Hello from our new normal.
Hello, person on the other side of the screen. I am on this side. You are on that side. We are keeping each other safe this way. Thank you for keeping yourself safe and for keeping everyone around you safe by doing the right thing and staying in your homes.
A long time ago (More than 20 years! Oh my god, please excuse me while I crumble into dust and blow away) I started writing online because I felt alone. And I felt lonely. These are two different things — feeling alone and feeling lonely. You can feel lonely in a crowded room. You can feel alone when you’re with people who swear they understand you and yet, you don’t feel like they do. Writing into the ether helped me feel less alone and less lonely. From the emails and comments I’ve received, it helped you too. I thought about resurrecting this page after the 2016 election, but instead I poured myself into building a book festival for the city I call home. And then I went to graduate school and got my PhD (well, at the end of this month, I’m ABD right now but the D is in the hands of my committee — wow, that sounded so pervy! I gave them my D! YEAH I did!)
(Please forgive me for that last parenthetical. It’s been awhile. I’m awkward talking about this now. Ha! Hey, is that the Oscar Meyer Weinermobile outside? Maybe you should go look just in case.)

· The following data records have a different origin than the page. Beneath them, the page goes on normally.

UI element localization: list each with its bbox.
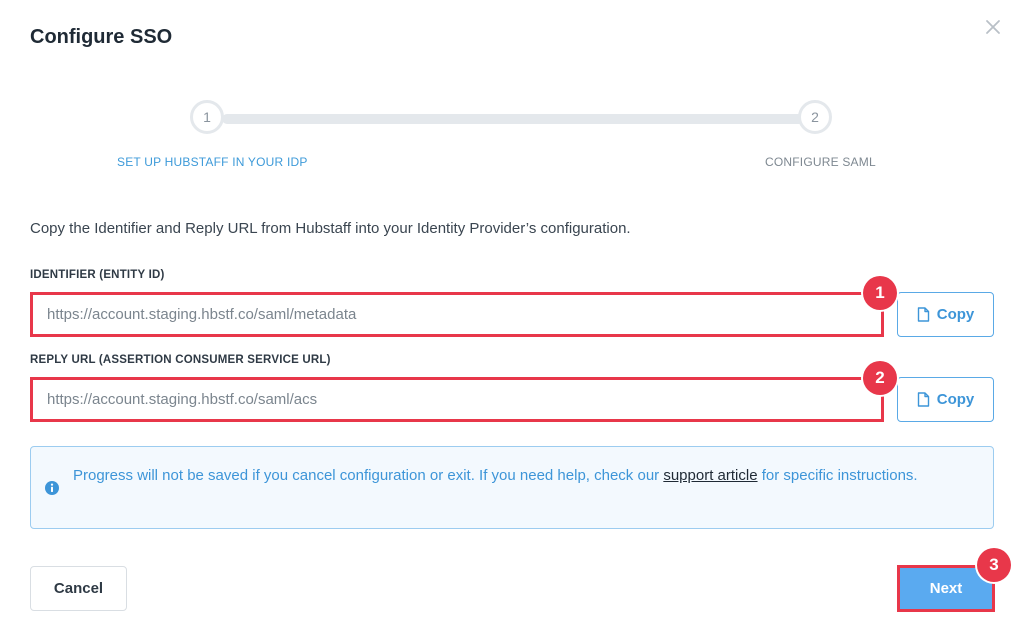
- annotation-badge-3: 3: [977, 548, 1011, 582]
- support-article-link[interactable]: support article: [663, 467, 757, 484]
- copy-reply-url-label: Copy: [936, 391, 975, 408]
- configure-sso-dialog: Configure SSO 1 2 SET UP HUBSTAFF IN YOU…: [0, 0, 1024, 641]
- instructions-text: Copy the Identifier and Reply URL from H…: [30, 220, 631, 237]
- copy-identifier-label: Copy: [936, 306, 975, 323]
- document-icon: [917, 307, 929, 322]
- close-icon: [986, 20, 1000, 34]
- dialog-title: Configure SSO: [30, 26, 173, 48]
- info-notice: Progress will not be saved if you cancel…: [30, 446, 994, 529]
- close-button[interactable]: [980, 14, 1006, 40]
- notice-text-after: for specific instructions.: [757, 467, 918, 484]
- cancel-button[interactable]: Cancel: [30, 566, 127, 611]
- stepper-track: [222, 114, 804, 124]
- step-2-label: CONFIGURE SAML: [765, 155, 876, 169]
- identifier-input[interactable]: [30, 292, 884, 337]
- notice-message: Progress will not be saved if you cancel…: [73, 464, 953, 487]
- step-1-label: SET UP HUBSTAFF IN YOUR IDP: [117, 155, 308, 169]
- copy-identifier-button[interactable]: Copy: [897, 292, 994, 337]
- reply-url-label: REPLY URL (ASSERTION CONSUMER SERVICE UR…: [30, 354, 331, 366]
- identifier-label: IDENTIFIER (ENTITY ID): [30, 269, 165, 281]
- reply-url-input[interactable]: [30, 377, 884, 422]
- progress-stepper: 1 2 SET UP HUBSTAFF IN YOUR IDP CONFIGUR…: [0, 96, 1024, 176]
- info-icon: [45, 481, 59, 495]
- step-1-indicator: 1: [190, 100, 224, 134]
- notice-text-before: Progress will not be saved if you cancel…: [73, 467, 664, 484]
- annotation-badge-2: 2: [863, 361, 897, 395]
- step-2-indicator: 2: [798, 100, 832, 134]
- annotation-badge-1: 1: [863, 276, 897, 310]
- document-icon: [917, 392, 929, 407]
- copy-reply-url-button[interactable]: Copy: [897, 377, 994, 422]
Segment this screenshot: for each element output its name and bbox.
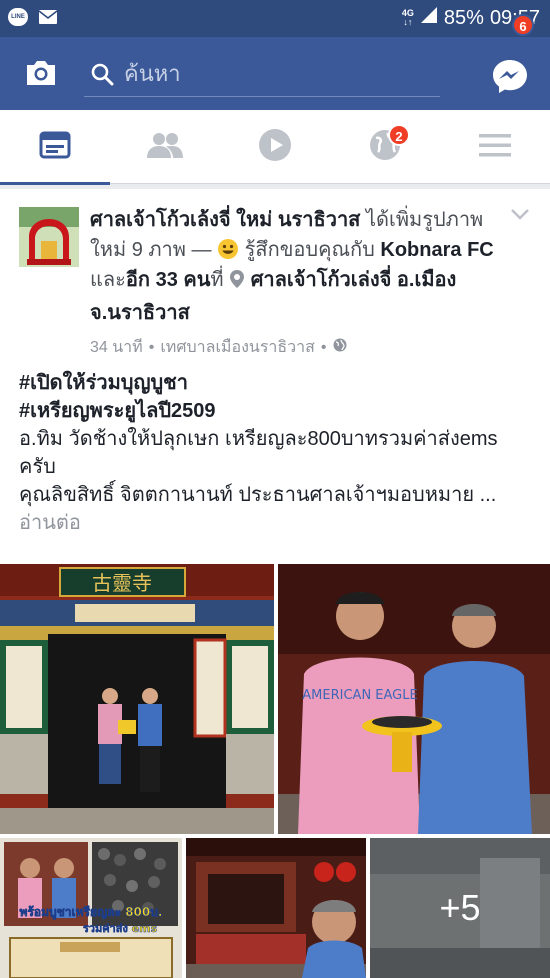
tab-news-feed[interactable] bbox=[0, 110, 110, 185]
post-photo[interactable]: 古靈寺 bbox=[0, 564, 274, 834]
post-photo[interactable] bbox=[186, 838, 366, 978]
meta-separator: • bbox=[320, 338, 327, 356]
active-tab-indicator bbox=[0, 182, 110, 185]
line-app-icon: LINE bbox=[8, 8, 28, 26]
others-link[interactable]: อีก 33 คน bbox=[126, 269, 211, 291]
at-text: ที่ bbox=[210, 269, 230, 291]
tab-bar bbox=[0, 110, 550, 185]
poster-shipping-text: รวมค่าส่ง ems bbox=[83, 922, 158, 935]
tagged-friend-link[interactable]: Kobnara FC bbox=[380, 239, 493, 261]
post-body: #เปิดให้ร่วมบุญบูชา #เหรียญพระยูไลปี2509… bbox=[19, 369, 534, 537]
mail-icon bbox=[38, 9, 58, 25]
shrine-sign-text: 古靈寺 bbox=[92, 571, 152, 595]
notifications-badge: 2 bbox=[388, 124, 410, 146]
status-bar: LINE 4G↓↑ 85% 09:57 bbox=[0, 0, 550, 37]
post-text-line: อ.ทิม วัดช้างให้ปลุกเษก เหรียญละ800บาทรว… bbox=[19, 428, 498, 478]
meta-separator: • bbox=[148, 338, 155, 356]
post-photo-more[interactable]: +5 bbox=[370, 838, 550, 978]
post-place[interactable]: เทศบาลเมืองนราธิวาส bbox=[160, 335, 315, 360]
feeling-text: รู้สึกขอบคุณกับ bbox=[239, 239, 381, 261]
page-avatar[interactable] bbox=[19, 207, 79, 267]
post-timestamp[interactable]: 34 นาที bbox=[90, 335, 143, 360]
tab-notifications[interactable] bbox=[330, 110, 440, 184]
tab-video[interactable] bbox=[220, 110, 330, 184]
shirt-print-text: AMERICAN EAGLE bbox=[302, 688, 417, 703]
more-photos-count: +5 bbox=[370, 838, 550, 978]
search-icon bbox=[90, 62, 114, 91]
post-text-line: คุณลิขสิทธิ์ จิตตกานานท์ ประธานศาลเจ้าฯม… bbox=[19, 484, 497, 506]
tab-menu[interactable] bbox=[440, 110, 550, 184]
friends-icon bbox=[146, 131, 184, 164]
signal-icon bbox=[420, 6, 438, 30]
post-meta: 34 นาที • เทศบาลเมืองนราธิวาส • bbox=[90, 335, 347, 360]
messenger-icon[interactable] bbox=[490, 56, 530, 96]
messenger-badge: 6 bbox=[512, 14, 534, 36]
hashtag-link[interactable]: #เปิดให้ร่วมบุญบูชา bbox=[19, 369, 534, 397]
post-header: ศาลเจ้าโก้วเล้งจี่ ใหม่ นราธิวาส ได้เพิ่… bbox=[90, 205, 500, 328]
network-type: 4G ↓↑ bbox=[401, 8, 414, 27]
tab-friend-requests[interactable] bbox=[110, 110, 220, 184]
app-bar bbox=[0, 37, 550, 110]
page-name-link[interactable]: ศาลเจ้าโก้วเล้งจี่ ใหม่ นราธิวาส bbox=[90, 209, 360, 231]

So here’s a weird thing: Over the last decade, I’ve been writing a very ambitious novel. Off and on, as one does. My grandmother died. I planned a book festival. Esteban got really sick and then he got better. All of those things were pauses in the writing. And then because I blow things up in my head and have a whopping helping of uncertainty and self-doubt, I chose to finish it for my creative dissertation, because that way I could do one super encompassing thing like reading all of the books that ever were and cramming them into my sad little head over the period of three years, and also, have a room full of smart literature people make me finish the novel despite its imperfections and then tell me that it was indeed a book. So that’s what I’ve been doing since 2017 — writing this book and reading so many many other books and meeting great writers and talking about words all the live long day. It has been quite glorious, to be honest. I passed my comps test in February and defended those tests successfully. And then I sat down to write the ending of the novel — heads down, as they say, full steam ahead.
So here’s the weird thing: My novel is about a pandemic. It’s about an aging early blogiverse online diarist and what happens when the entire world goes on lockdown in a seemingly really fast period of time due to the exponential spread of a definitely-kill-you-probably viral contagion. And the only socializing happens through social media and the internet and telepresence.
Ha ha ha ha sob sob!
As one of my committee members said “How were you so ahead of this curve we’re trying to flatten?”
Burn the witch!
Now I have the rather unenviable tasks of shopping around a pandemic novel while thousands of writers are currently drafting their pandemic novels. My advisor thinks that I’m going to have to beat publishers off with sticks, but I had sent out a few queries prior to the main lockdown in early February and March, and so far, crickets.
But at least I guess I’ll get a PhD out of this thing? So I guess it’s not entirely for naught. But in the way that my MIL June used to accuse me of somehow manifesting the perfect snowfall for Weetacon just three days before we needed to have snow for the sleighride, I’m a bit freaked out by the novel’s similarities to what’s going on now. No one will ever believe I wrote many of these scenes years ago. Trust me, I’m NOT A GOOD ENOUGH AUTHOR to bang out 120K words and have them make sense in this short amount of time. I swear, I could transcribe this Flintstone-style using a rock and chisel and it would still be faster than my manner of drafting in long hand and then in various Word documents.
We’ll see. We’ll see.
But no matter what happens, I do know this — I would not have had the confidence to write this massive piece of fiction if I hadn’t first had this warm welcoming embrace of the good smart people who have been reading this page for years. Thank you, dear reader. With you, I am not alone. And with me, you’re not alone either. Hi friend. I missed you.
7 Comments
Here’s to your success. Well deserved.
I was one of your readers.. always wanted to read a novel of yours. Guess I don’t have to wait too much longer. Congratulations on all of this.
Your online family is proud of you for getting that novel done and we will cheer wildly when we see it available for all of us to read.
I am so excited to read your fiction, but not book! 🙂 Congratulations on being a writing rockstar!
I’ve been a fan of you and your writing for at least 16 of those years, and am excitedly anticipating reading this book! Terribly proud, excited, and happy to see your success.
Long-time reader, first-time commenter. I would read the heck out of your book – congratulations!
I’m just going to reiterate Mel’s comment as I’ve also been a long time fan of you and your writing and am excitedly anticipating reading your book! And … so happy to see your success. You earned it and better best you deserve it.